Help out your parish bulletin editor by passing along the “Catholic Words, to Live By, to Love By” and watch empty “white space” in your bulletin be filled with good food for thought!

Give a copy of the Faith Fact -- “Sacred hearts” -- to each of your catechists and the teachers at your parish school.  They’ll be grateful to have a faith connection to broaden and deepen their classroom celebration of Valentine’s Day.

Lincoln, Washington, good stewards of the gift of leadership

In February, we celebrate the leaders of our nation.  In many places, Lincoln’s Birthday (Feb. 12) and Washington’s Birthday (Feb. 22) are celebrated together as Presidents’ Day (the third Monday of the month), and this celebration can help us focus on the gift of leadership.  Like all good gifts, this one must be received gratefully and used responsibly.  But what does that mean in today’s church, where leadership seems to be becoming less exclusively clerical and to be moving more and more into lay hands?  Lay leaders who would be good stewards of that gift will need to think and act locally – to do what they can, where they can, and to try not be discouraged by seeming setbacks.  They will strive to be good stewards of the possible. 
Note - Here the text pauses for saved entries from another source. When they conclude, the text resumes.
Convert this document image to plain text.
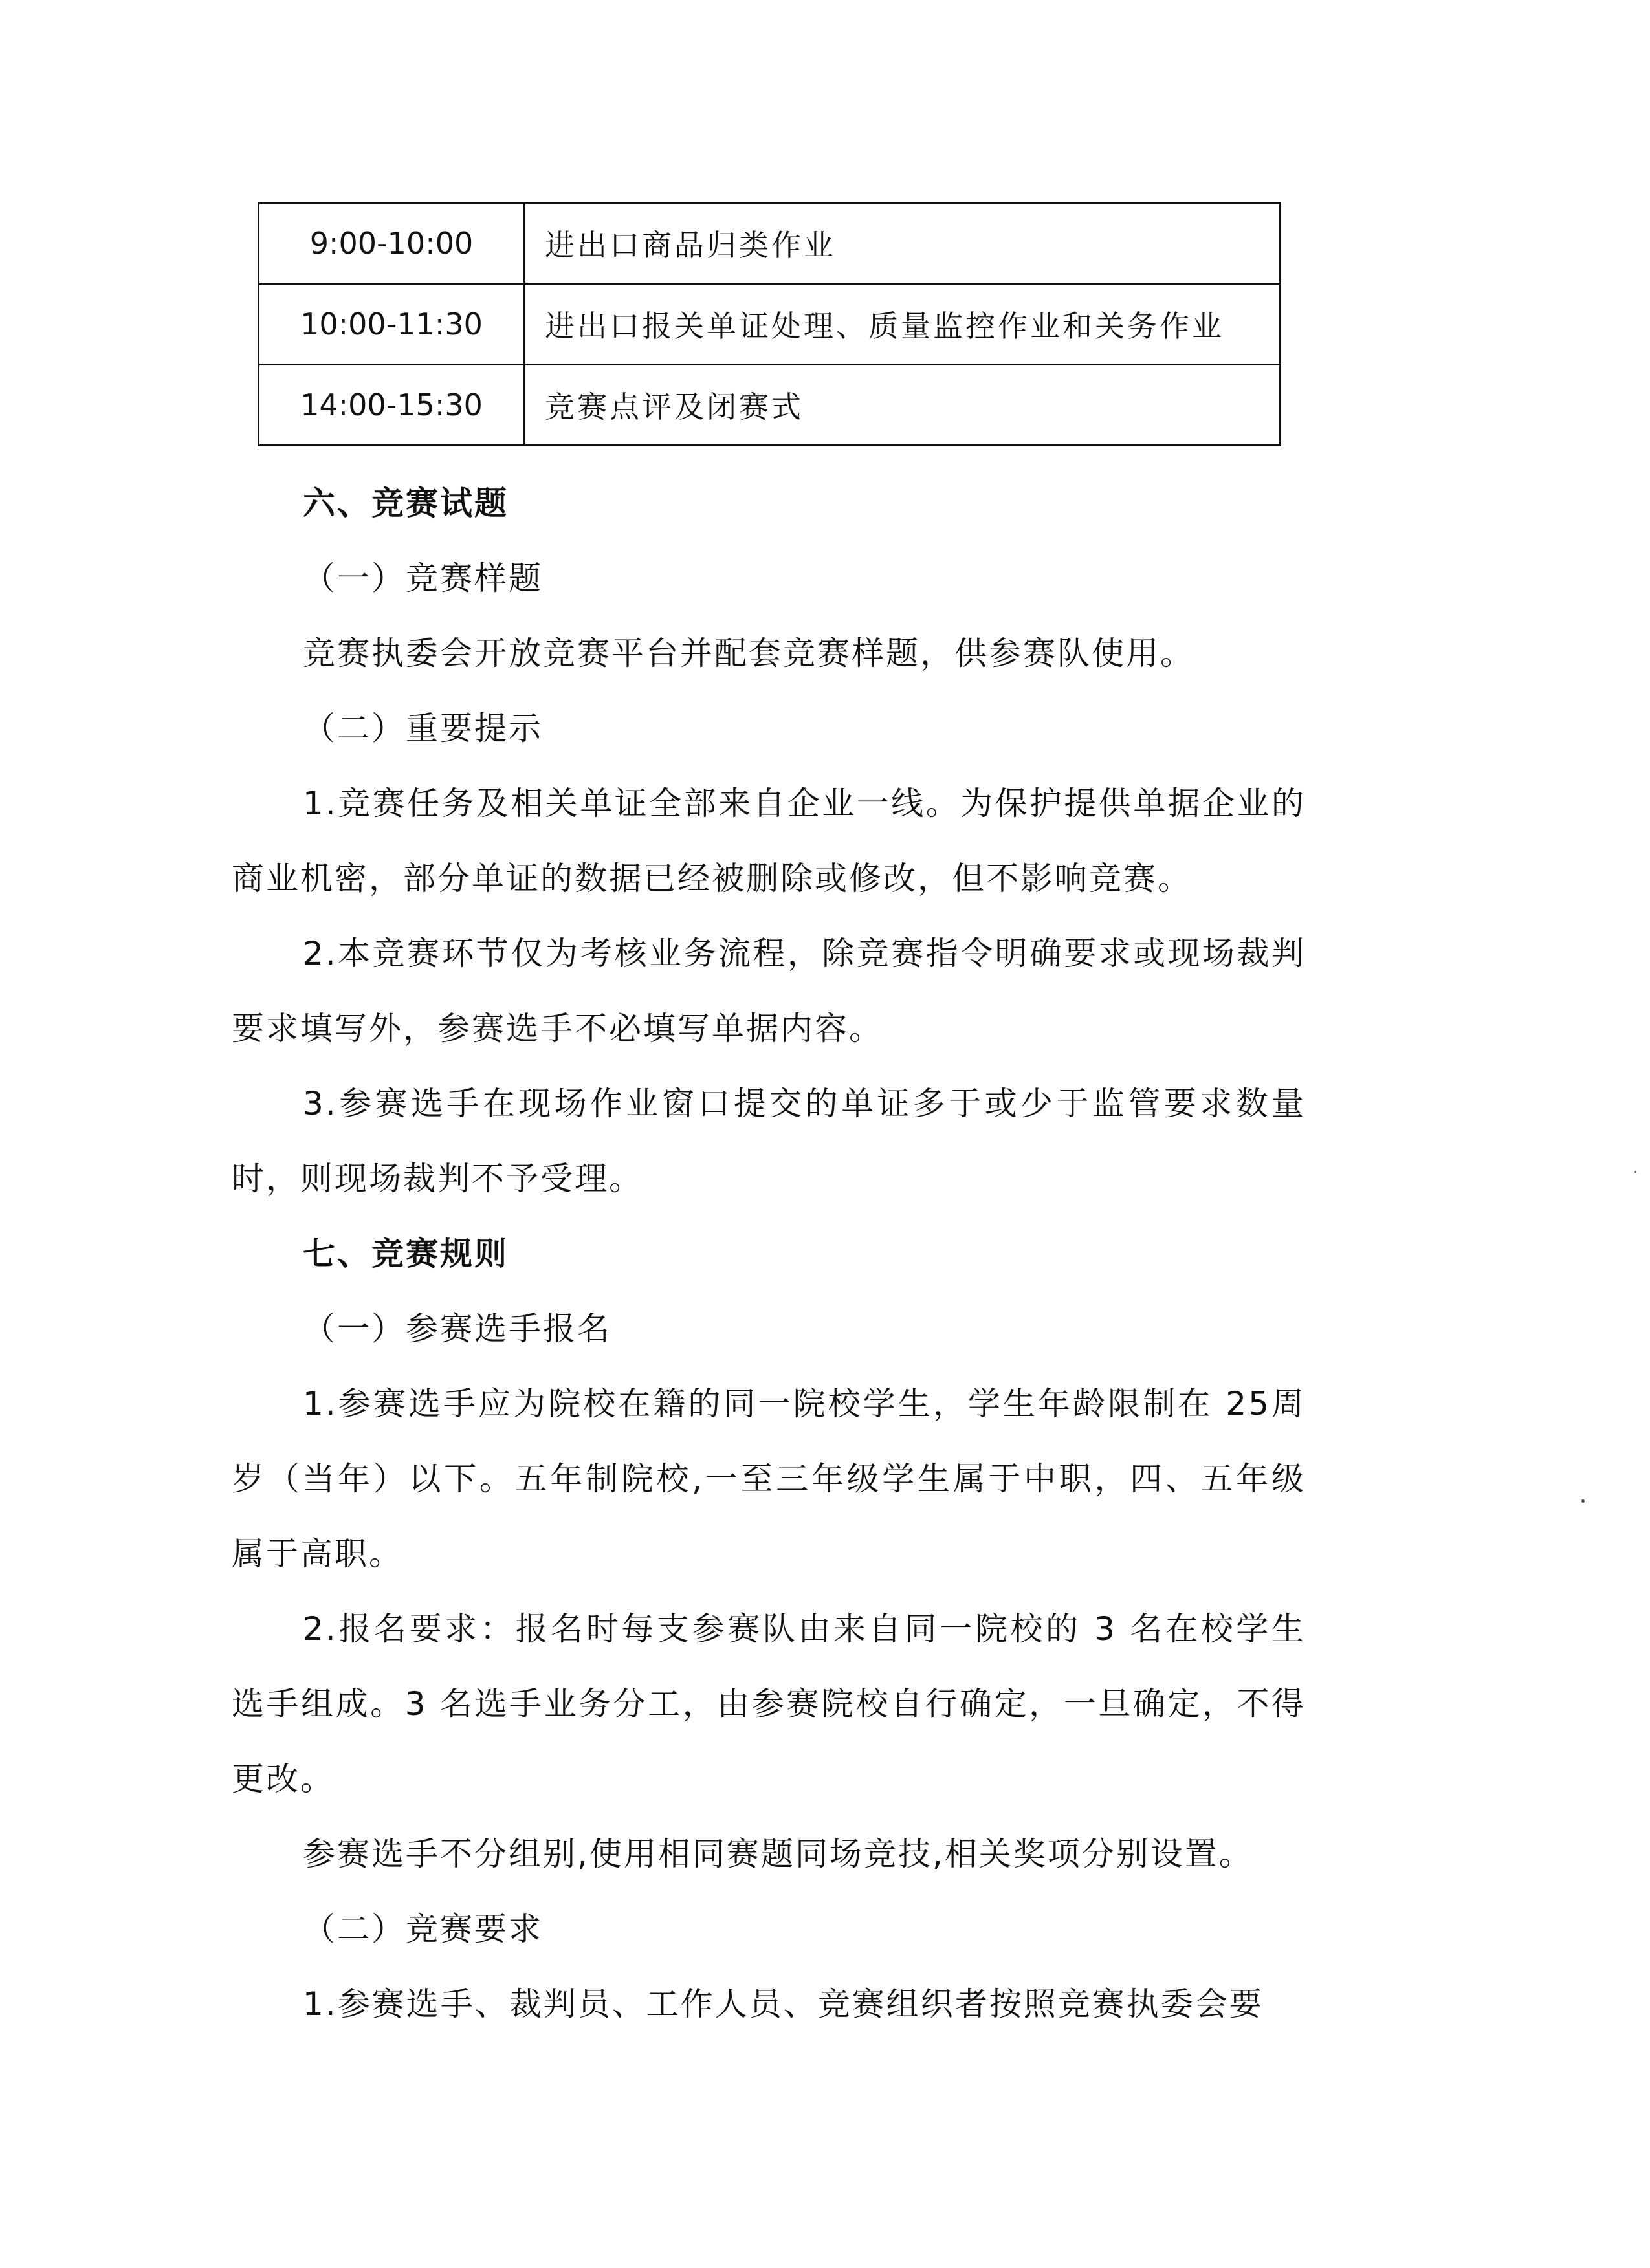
9:00-10:00	进出口商品归类作业
10:00-11:30	进出口报关单证处理、质量监控作业和关务作业
14:00-15:30	竞赛点评及闭赛式

六、竞赛试题

（一）竞赛样题

竞赛执委会开放竞赛平台并配套竞赛样题，供参赛队使用。

（二）重要提示

1.竞赛任务及相关单证全部来自企业一线。为保护提供单据企业的商业机密，部分单证的数据已经被删除或修改，但不影响竞赛。

2.本竞赛环节仅为考核业务流程，除竞赛指令明确要求或现场裁判要求填写外，参赛选手不必填写单据内容。

3.参赛选手在现场作业窗口提交的单证多于或少于监管要求数量时，则现场裁判不予受理。

七、竞赛规则

（一）参赛选手报名

1.参赛选手应为院校在籍的同一院校学生，学生年龄限制在 25周岁（当年）以下。五年制院校,一至三年级学生属于中职，四、五年级属于高职。

2.报名要求：报名时每支参赛队由来自同一院校的 3 名在校学生选手组成。3 名选手业务分工，由参赛院校自行确定，一旦确定，不得更改。

参赛选手不分组别,使用相同赛题同场竞技,相关奖项分别设置。

（二）竞赛要求

1.参赛选手、裁判员、工作人员、竞赛组织者按照竞赛执委会要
We are all stewards already – good ones or poor ones, conscious or unconscious – but if we are to be good stewards of the gift of leadership, we must collaboratively define the needs that face us and step out boldly to meet them.  We must become more conscious of our responsibility and more intentional about the good stewardship of our particular lay leadership roles in this time and place.  And then we must trust that if we are faithful and bring our gifts to bear on the problems at hand, God will be faithful and meet the needs -– of our parishes and of the Church at large.
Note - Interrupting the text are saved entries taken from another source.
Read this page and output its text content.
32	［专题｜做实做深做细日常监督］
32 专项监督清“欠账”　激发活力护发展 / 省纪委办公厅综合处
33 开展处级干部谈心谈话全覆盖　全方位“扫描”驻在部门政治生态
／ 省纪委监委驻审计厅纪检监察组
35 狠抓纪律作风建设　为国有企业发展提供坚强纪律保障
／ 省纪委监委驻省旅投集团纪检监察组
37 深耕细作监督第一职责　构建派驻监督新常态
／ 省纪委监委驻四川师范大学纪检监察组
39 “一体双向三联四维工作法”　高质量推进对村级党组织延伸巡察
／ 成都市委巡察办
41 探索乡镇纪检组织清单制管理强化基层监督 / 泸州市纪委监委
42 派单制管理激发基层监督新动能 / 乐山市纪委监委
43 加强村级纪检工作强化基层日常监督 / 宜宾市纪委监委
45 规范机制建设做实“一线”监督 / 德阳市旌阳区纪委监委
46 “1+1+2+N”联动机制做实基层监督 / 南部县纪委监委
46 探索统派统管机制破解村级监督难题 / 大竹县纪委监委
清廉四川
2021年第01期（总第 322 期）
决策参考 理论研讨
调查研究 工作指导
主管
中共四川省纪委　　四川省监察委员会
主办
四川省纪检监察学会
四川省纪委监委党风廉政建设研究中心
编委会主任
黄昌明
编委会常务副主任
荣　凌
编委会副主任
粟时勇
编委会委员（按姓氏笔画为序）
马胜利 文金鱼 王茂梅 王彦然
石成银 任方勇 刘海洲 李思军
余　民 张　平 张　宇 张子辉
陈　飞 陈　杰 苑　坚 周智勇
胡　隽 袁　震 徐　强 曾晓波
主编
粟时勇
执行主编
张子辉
Ours seems to be a time of change and uncertainty in the church.  But the very earliest days of the church were uncertain, too.  At Peter’s trial in Acts 5, Gamaliel urged the church leadership of the time to let Peter and the others go about their business and to trust that if the endeavor were not of God it would simply wither away.  But, he added, if this new direction was God’s will, they would be unable to stop it and it would flourish.  Well, we know the end of that story!  Let us celebrate the gift of leadership with gratitude and trust that God will bring our efforts to fruition as best suits the Divine will and purpose.